“I had hoped,” he said, “that you, as well as Molly, would make friends with Eileen. She needs friendship rather. She’s hurt and broken; you must have seen that yesterday.”

“Indeed, I hardly looked. But I’ve no doubt she would be. I’m sorry for your unfortunate friend, Eddy, but I really can’t know her. You didn’t surely expect me to ask her here, to meet Chrissie and Dulcie and my innocent Jimmy, did you? What will you think of next? Well, well, I’m going to play bridge now, and you can go and talk to Molly. Only don’t try and persuade her to meet your scandalous friends, because I shall not allow her to, and she has no desire to if I did. Molly, I am pleased to say, is a very right-minded and well-conducted girl.”

Eddy discovered that this was so. Molly evinced no desire to meet Eileen Le Moine. She said “Aunt Vyvian doesn’t want me to.”

“But,” Eddy expostulated, “she’s constantly with the rest—Jane and Sally, and Denison, and Billy Raymond, and Cecil Le Moine, and all that set—you can’t help meeting her sometimes.”

“I needn’t meet any of them much, really,” said Molly.

Eddy disagreed. “Of course you need. They’re some of my greatest friends.

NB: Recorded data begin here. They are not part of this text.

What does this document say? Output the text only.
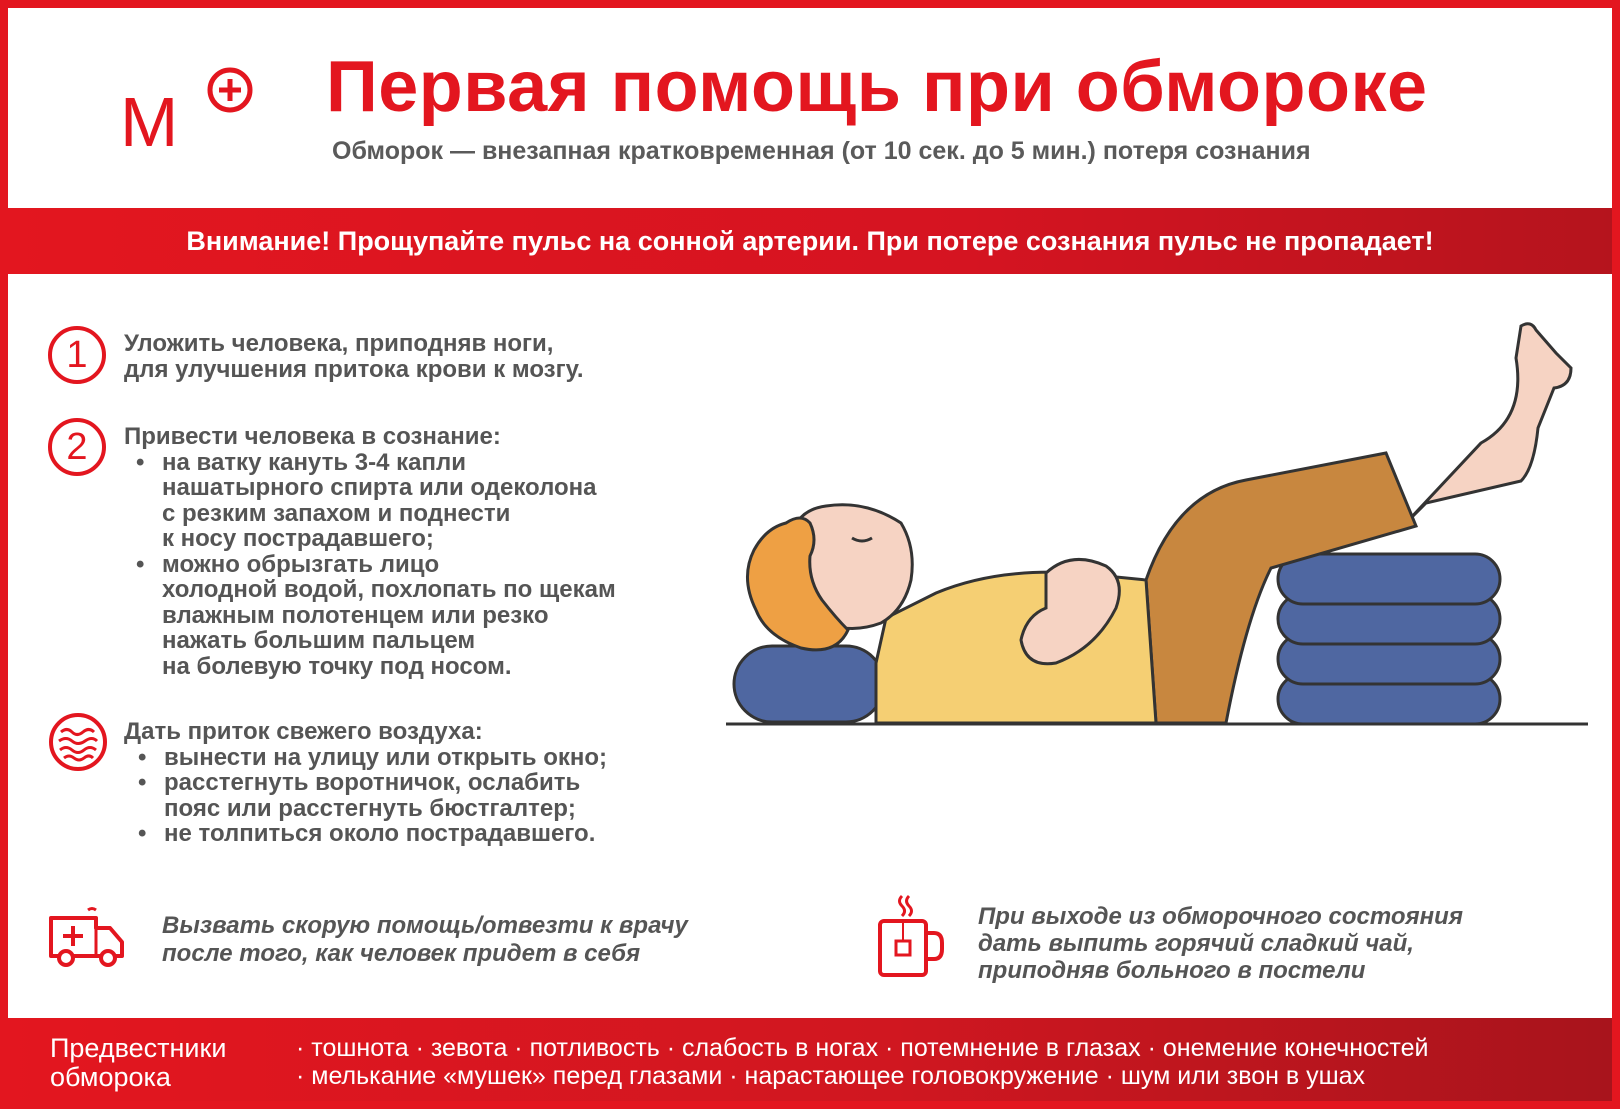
M Первая помощь при обмороке
Обморок — внезапная кратковременная (от 10 сек. до 5 мин.) потеря сознания
Внимание! Прощупайте пульс на сонной артерии. При потере сознания пульс не пропадает!
1 Уложить человека, приподняв ноги,
для улучшения притока крови к мозгу.
2 Привести человека в сознание:
• на ватку кануть 3-4 капли
нашатырного спирта или одеколона
с резким запахом и поднести
к носу пострадавшего;
• можно обрызгать лицо
холодной водой, похлопать по щекам
влажным полотенцем или резко
нажать большим пальцем
на болевую точку под носом.
Дать приток свежего воздуха:
• вынести на улицу или открыть окно;
• расстегнуть воротничок, ослабить
пояс или расстегнуть бюстгалтер;
• не толпиться около пострадавшего.
Вызвать скорую помощь/отвезти к врачу
после того, как человек придет в себя
При выходе из обморочного состояния
дать выпить горячий сладкий чай,
приподняв больного в постели
Предвестники
обморока
· тошнота · зевота · потливость · слабость в ногах · потемнение в глазах · онемение конечностей
· мелькание «мушек» перед глазами · нарастающее головокружение · шум или звон в ушах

They’ve got to be your friends too. When we’re married they’ll come and see us constantly, I hope, and we shall go and see them. We shall always be meeting. I awfully want you to get to know them quickly. They’re such good sorts, Molly; you’ll like them all, and they’ll love you.”

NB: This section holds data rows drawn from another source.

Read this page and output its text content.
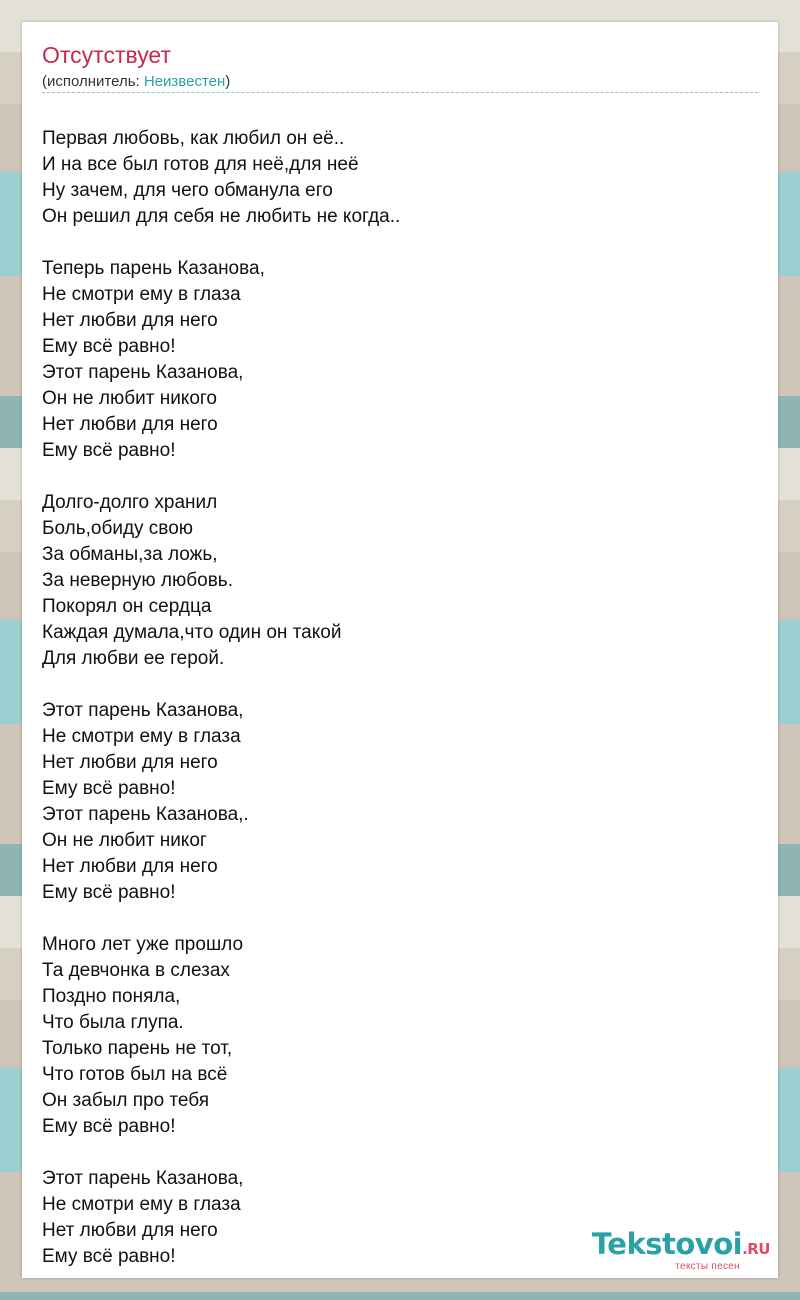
Отсутствует
(исполнитель: Неизвестен)
Первая любовь, как любил он её..
И на все был готов для неё,для неё
Ну зачем, для чего обманула его
Он решил для себя не любить не когда..
Теперь парень Казанова,
Не смотри ему в глаза
Нет любви для него
Ему всё равно!
Этот парень Казанова,
Он не любит никого
Нет любви для него
Ему всё равно!
Долго-долго хранил
Боль,обиду свою
За обманы,за ложь,
За неверную любовь.
Покорял он сердца
Каждая думала,что один он такой
Для любви ее герой.
Этот парень Казанова,
Не смотри ему в глаза
Нет любви для него
Ему всё равно!
Этот парень Казанова,.
Он не любит никог
Нет любви для него
Ему всё равно!
Много лет уже прошло
Та девчонка в слезах
Поздно поняла,
Что была глупа.
Только парень не тот,
Что готов был на всё
Он забыл про тебя
Ему всё равно!
Этот парень Казанова,
Не смотри ему в глаза
Нет любви для него
Ему всё равно!	Tekstovoi.RU
тексты песен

There was an odd doubtful look in Molly’s eyes.

“Eddy,” she said after a moment, painfully blushing, “I’m awfully sorry, and it sounds priggish and silly—but I can’t like people when I think they don’t feel rightly about right and wrong. I suppose I’m made like that. I’m sorry.”

“You precious infant.” He smiled at her distressed face. “You’re made as I prefer. But you see, they do feel rightly about things; they really do, Molly.”

“Then,” her shamed, averted eyes seemed to say, “why don’t they act rightly?”